Nama lain yang juga tak kalah mentereng adalah The New York Times, The Wall Street Journal, The Washington Post dan Departemen Energi AS pun jadi sasaran. Belum ada pernyataan resmi mengenai siapa di balik serangan ini. Namun sejumlah temuan mengarahkan tudingan pada China.

Perusahaan keamanan cyber Mandiant menduga, militer China melakukan operasi spionase cyber yang canggih terhadap puluhan perusahaan AS dan Kanada. Kesimpulan sementara ini didapat berdasarkan hasil temuan mereka.

Sebanyak 60 halaman laporan yang mereka rilis, memperlihatkan adanya keterkaitan serangan dengan sekelompok hacker China dan pemerintah Negeri Tirai Bambu tersebut.

Seperti dilansir CNN, Rabu (20/2/2013), hasil pelacakan Mandiant bermuara pada jaringan spesifik di Shanghai. Beberapa di antaranya bahkan mengarah pada markas salah satu kelompok militer rahasia China.

Satu hari setelah dugaan diarahkan ke China terkait aksi hacking yang menimpa sejumlah perusahaan besar Amerika Serikat (AS), pemerintah China langsung merespons tudingan tersebut.

Dilansir The New York Times, Departemen Pertahanan China membantah tudingan itu salah besar. Menurut juru bicara Departemen tersebut, laporan firma keamanan cyber Mandiant salah besar.

Pada konferensi pers di Beijing, Departemen Pertahanan China mengatakan tuduhan tersebut telah mencoreng reputasi mereka. Juru bicara Departemen itu bahkan menantang untuk membuktikan hasil riset Mandiant.

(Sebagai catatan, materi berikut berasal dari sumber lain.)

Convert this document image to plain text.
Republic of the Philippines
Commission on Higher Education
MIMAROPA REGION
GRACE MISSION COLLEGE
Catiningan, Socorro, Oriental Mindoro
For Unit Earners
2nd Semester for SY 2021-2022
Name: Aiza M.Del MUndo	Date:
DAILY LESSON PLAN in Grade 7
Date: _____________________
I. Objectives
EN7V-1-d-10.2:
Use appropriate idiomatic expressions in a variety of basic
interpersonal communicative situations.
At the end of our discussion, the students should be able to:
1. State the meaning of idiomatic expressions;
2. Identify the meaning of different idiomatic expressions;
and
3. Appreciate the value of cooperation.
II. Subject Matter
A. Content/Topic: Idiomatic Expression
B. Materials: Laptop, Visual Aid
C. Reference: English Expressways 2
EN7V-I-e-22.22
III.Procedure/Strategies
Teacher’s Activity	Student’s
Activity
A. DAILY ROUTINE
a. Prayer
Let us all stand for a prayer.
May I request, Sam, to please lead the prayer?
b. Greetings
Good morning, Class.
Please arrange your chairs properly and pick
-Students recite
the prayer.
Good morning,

Disebutkan sang juru bicara Geng Yansheng, justru China yang telah menjadi korban serangan cyber yang berasal dari AS. Menurutnya, Mandiant telah salah dalam mengenali aktivitas cyber China.

"Militer China memerintahkan untuk tidak mendukung aktivitas hacking apapun. Klaim yang disebutkan Mandiant bahwa militer China menjadi dalang spionase internet tidak punya bukti kuat," tegasnya.